O machismo das pequenas coisas
O meu marido está sempre a dizer: jornalismo é escolha.
Jornalismo é escolha.
Jornalismo é escolha.
Jornalismo é escolha.
Escolhemos os assuntos a abordar.
A maneira como abordamos o assunto.
O ponto de vista.
Escolhemos as pessoas com quem falamos sobre os assuntos.
Escolhemos as pessoas com quem não falamos sobre os assuntos.
Escolhemos quando o publicamos.
Escolhemos como começamos o texto.
Escolhemos como terminamos o texto.
Escolhemos a informação que vamos dar.
Escolhemos a hierarquia dessa informação.
Escolhemos as fotografias.
E foi aqui que me parei estes dias. A escrever sobre feminismo a propósito do trabalho de uma investigadora portuguesa e a censurar-me de usar uma fotografia em que ela aparece com as pernas de fora.

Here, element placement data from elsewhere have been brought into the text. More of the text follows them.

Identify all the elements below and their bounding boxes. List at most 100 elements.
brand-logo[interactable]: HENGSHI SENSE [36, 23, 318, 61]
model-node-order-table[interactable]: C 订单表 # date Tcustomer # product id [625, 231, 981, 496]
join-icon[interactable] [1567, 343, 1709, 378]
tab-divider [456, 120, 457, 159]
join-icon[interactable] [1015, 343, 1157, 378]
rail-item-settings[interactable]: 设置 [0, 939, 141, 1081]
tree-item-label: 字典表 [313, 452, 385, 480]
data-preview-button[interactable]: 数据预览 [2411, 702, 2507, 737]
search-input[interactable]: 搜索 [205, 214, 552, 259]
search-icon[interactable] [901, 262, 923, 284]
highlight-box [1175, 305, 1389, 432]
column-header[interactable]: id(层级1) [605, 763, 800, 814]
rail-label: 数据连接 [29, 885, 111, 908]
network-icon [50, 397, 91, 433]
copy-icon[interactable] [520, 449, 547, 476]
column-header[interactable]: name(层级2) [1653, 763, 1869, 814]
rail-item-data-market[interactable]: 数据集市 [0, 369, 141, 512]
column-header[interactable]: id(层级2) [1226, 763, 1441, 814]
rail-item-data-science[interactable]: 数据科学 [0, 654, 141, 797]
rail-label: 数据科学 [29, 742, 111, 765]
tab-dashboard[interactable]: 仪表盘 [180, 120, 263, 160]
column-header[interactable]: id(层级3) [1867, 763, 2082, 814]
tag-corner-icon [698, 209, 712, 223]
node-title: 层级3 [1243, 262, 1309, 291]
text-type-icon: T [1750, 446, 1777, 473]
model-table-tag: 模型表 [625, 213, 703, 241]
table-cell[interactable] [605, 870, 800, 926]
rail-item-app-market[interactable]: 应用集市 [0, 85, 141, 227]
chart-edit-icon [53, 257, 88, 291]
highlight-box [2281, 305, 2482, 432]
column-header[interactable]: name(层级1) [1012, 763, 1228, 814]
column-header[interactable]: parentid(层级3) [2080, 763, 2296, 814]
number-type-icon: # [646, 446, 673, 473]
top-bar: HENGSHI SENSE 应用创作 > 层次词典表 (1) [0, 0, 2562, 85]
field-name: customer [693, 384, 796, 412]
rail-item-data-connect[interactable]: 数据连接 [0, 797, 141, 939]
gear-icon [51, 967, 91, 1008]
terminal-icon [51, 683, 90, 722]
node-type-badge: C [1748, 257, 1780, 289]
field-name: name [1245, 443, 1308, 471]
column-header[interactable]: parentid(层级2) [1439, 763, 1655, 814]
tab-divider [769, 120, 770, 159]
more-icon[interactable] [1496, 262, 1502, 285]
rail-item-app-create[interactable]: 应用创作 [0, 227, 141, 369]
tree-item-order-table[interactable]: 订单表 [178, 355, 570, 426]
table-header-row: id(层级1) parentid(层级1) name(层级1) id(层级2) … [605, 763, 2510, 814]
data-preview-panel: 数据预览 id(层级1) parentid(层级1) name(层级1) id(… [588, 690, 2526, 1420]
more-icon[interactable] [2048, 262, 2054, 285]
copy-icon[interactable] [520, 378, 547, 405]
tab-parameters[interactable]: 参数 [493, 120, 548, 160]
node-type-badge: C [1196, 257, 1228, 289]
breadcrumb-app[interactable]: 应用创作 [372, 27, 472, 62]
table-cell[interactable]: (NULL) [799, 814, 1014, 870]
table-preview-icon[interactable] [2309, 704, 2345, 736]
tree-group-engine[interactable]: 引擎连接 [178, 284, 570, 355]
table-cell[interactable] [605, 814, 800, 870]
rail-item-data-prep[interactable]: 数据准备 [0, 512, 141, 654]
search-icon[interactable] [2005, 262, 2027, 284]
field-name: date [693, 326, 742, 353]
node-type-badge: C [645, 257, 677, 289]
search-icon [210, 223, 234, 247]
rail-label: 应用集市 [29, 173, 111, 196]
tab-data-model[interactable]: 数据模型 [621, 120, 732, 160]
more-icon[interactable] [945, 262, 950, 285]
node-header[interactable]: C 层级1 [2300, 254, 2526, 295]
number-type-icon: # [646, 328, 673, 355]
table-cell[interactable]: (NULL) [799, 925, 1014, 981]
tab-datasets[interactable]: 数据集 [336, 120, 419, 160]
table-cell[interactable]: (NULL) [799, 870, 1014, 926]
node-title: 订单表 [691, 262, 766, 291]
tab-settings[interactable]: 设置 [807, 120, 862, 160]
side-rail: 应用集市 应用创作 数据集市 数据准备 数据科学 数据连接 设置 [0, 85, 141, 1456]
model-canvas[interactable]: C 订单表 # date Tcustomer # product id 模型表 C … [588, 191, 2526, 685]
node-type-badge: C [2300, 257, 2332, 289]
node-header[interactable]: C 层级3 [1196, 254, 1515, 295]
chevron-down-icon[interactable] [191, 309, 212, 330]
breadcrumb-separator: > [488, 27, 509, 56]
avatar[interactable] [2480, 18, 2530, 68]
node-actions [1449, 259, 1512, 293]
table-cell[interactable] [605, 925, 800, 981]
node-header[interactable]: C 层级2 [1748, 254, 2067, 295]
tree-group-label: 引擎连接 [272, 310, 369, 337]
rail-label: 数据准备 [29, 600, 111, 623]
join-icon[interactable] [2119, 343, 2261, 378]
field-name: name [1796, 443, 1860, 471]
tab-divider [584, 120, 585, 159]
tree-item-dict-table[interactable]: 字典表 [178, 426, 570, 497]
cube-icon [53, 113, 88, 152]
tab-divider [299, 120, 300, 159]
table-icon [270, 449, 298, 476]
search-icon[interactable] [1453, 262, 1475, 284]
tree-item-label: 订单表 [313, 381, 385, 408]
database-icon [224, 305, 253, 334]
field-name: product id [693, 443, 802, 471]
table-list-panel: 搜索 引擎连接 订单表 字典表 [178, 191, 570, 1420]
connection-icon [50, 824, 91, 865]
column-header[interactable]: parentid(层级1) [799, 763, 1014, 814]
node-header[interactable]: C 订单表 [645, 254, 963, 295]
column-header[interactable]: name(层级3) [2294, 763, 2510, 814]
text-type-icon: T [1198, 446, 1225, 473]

A entrevistada tirou fotos com um macação de calções e é uma pessoa muito bonita. Numa das fotos está mesmo sexy, pernas de fora, cabelo penteado para o lado. E eu pus uma foto em que ela está bonita e bem, mas não se vê o corpo inteiro. Porquê? Porque na minha cabeça ela é uma investigadora respeitada e apresentá-la dessa forma retiraria credibilidade ao trabalho dela. Eis a ratoeira: o trabalho dela vale porque vale, e eu sei que vale, e a apresentação dela devia ser a que for. Uma coisa não colide com a outra, a não ser entre mentes mesquinhas, e eu sei disso, porque acompanho o trabalho. E, no entanto, cedi, achando que não me cabia a mim desafiar as regras do que é suposto uma universitária parecer -- sisuda, séria, sem corpo.
É isso o machismo das pequenas coisas, a que só podemos fugir pensando nele e explicando aos que chegam a este mundo que o rigor científico não sai beliscado pelo uso de calções.